Shortly after Madeline was found police took into custody 22-year-old Mildred Louise Everett, a former inmate of the Ohio Girls' industrial school at Delaware, Ohio. FBI agents from Indianapolis took charge of the young woman and said a federal kidnapping charge had been filed against her in Kansas City.

Robert Vance, chief of detectives, said Mildred admitted taking the child from the Tobias home in which she had been employed as a maid and gave as her only excuse: "I loved the little girl and wanted her for my own."

Hitch-Hiked Rides

At Massilon, Ohio, Mildred's mother, said: "Mildred just loved children. She never had any of her own and that is probably why she took the Tobias child. She has never harmed any one, and I'm sure she would not."

Vance said little "Toby" apparently suffered no ill effects and no harm during the four days' absence from her home, although Mildred told of making the trip from Kansas City to Terre Haute by hitch-hiking and of sleeping one night in a fence corner.

This was the reunion scene: "Toby," freshly scrubbed at the Friendly Inn, a Terre Haute home for transients, was dressed in a pink pinafore provided by police. A pink ribbon was tied in her blonde tresses.

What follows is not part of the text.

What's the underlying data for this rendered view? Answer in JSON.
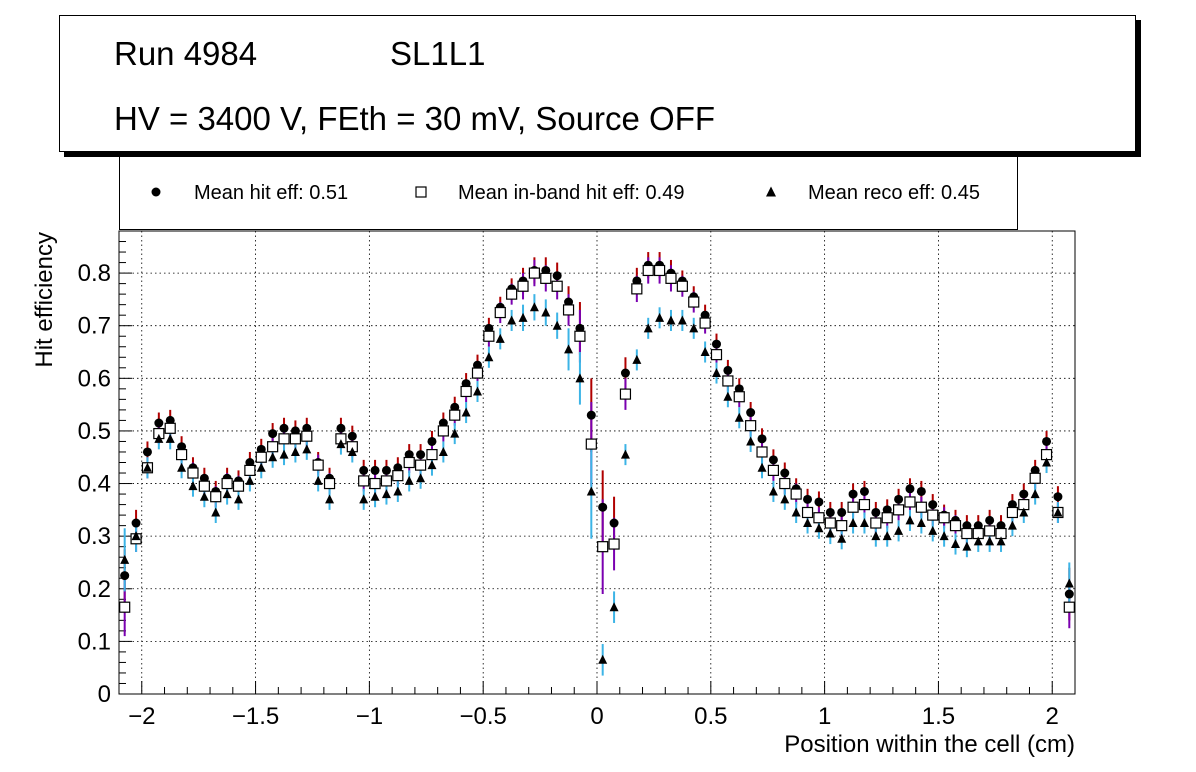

She was then taken to the office of Police Chief Forest Braden where she sat on the officer's desk, swinging her tiny feet.

Sped From Airport

The parents sped from the airport early this afternoon and were ushered into Braden's office.

Mrs. Tobias rushed to the desk and grabbed her daughter sobbing: "My baby, my baby. Are you all right? Are you all right?" "I am. They didn't beat me or slap me or anything," the child replied.

Then Mrs. Tobias sank into a chair. Meanwhile the father, beaming with joy, first patted the child and then comforted the distraught mother.

The family left Terre Haute in their chartered plane at 5:30 p. m. on the return trip to Kansas City.

Vance said the accused woman talked freely, describing herself as "one-eighth Creole" and telling of her incarceration in the Ohio industrial school; of two marriages, the first to her step-brother, John William Baker of Zoar, Ohio, and the second to Carl L. Taddley of Salina, Kansas. Neither marriage had been dissolved by divorce, Vance said the young woman told him.

Picture Led to "Break"

The "break" in the kidnapping case came this morning when Omer Funkhouser, who lives at the town of Barnhart near Terre Haute, walked into Chief Vance's office carrying a newspaper picture of Toby. "If I’m not mistaken this little girl has been at my home," he told Vance.

Officers took a look at the little girl and were convinced she was the missing child.

Funkhouser said he had been visiting his mother, Mrs. Mayme Fraizer, in Terre Haute Saturday. There was a little girl there he admired and a woman, who said she was the child's mother, offered to give the child away, saying she was unable to support it.

Funkhouser took the child to his home. He said the woman came to his home Sunday and sought to reclaim the child, but the little girl cried and the woman left.

Vance said that Mildred and "Toby" arrived in Terre Haute Friday night while the nation-wide search for the child was on.

Given Lodging

Vance said Mildred made application for assistance at the Goodwill Industries, a charitable institution, and was given overnight lodging by Mrs. Clova Moore. Mildred, through the institution, obtained employment as a housekeeper in the home of Ben Bailey, next door to the Frazier home. Bailey is the father of seven children, whose mother left home several weeks ago.

Vance said that after recovering Toby, officers went to the Bailey home and found Mildred there. They brought her to police headquarters and soon had her story.

Tobias, a former service man, with an overseas record, said he planned to return to Kansas City as soon as possible with his wife and child. He is employed by a mail company.